Все лишнее уходит, а то, что мне нужно, — остается. И я никому его не отдам.

— Кто же это над тобой так поработал? — Берта чувствовала, что начинает терять ощущение реальности. — Тебя кто-нибудь научил этому?

— Этому не учатся. Это или есть, или нет, — ответила девочка-философ. — Так где же обещанная утка?

Берта, обжигая пальцы, разорвала на несколько сочащихся жиром кусков свою утку, обложила ее огненными ароматными яблоками и, все еще с трудом веря, что именно с ней сейчас происходит, поставила блюдо перед гостьей.
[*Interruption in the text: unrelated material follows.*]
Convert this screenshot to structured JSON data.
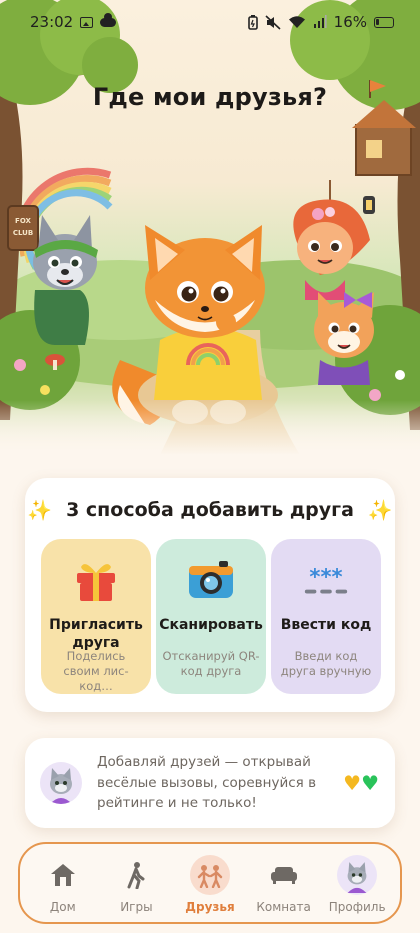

«По всем каноническим законам данного социального, так скажем, жанра, — пыталась она проанализировать невероятный факт присутствия Эсмеральды в своих стенах, — эта девочка — исчадие ада. Но как она хороша, эта дочь дьявола, как нежна и даже по-своему умна. Надо же, она вывела собственную философию радостного восприятия жизни и теперь вполне счастлива».

— Яблоки слишком сладкие, нужно было взять зимний сорт, — со знанием дела заметила Эсмеральда, смакуя крылышко. — А поработала надо мной я сама, — вернулась она к прозвучавшему вопросу. — Я люблю мужчин.

Они добрые и отдаются мне с первого раза.

Они у меня вот здесь, — и она крепко сжала свой крохотный кулачок. Берта заметила на пальцах золотые кольца.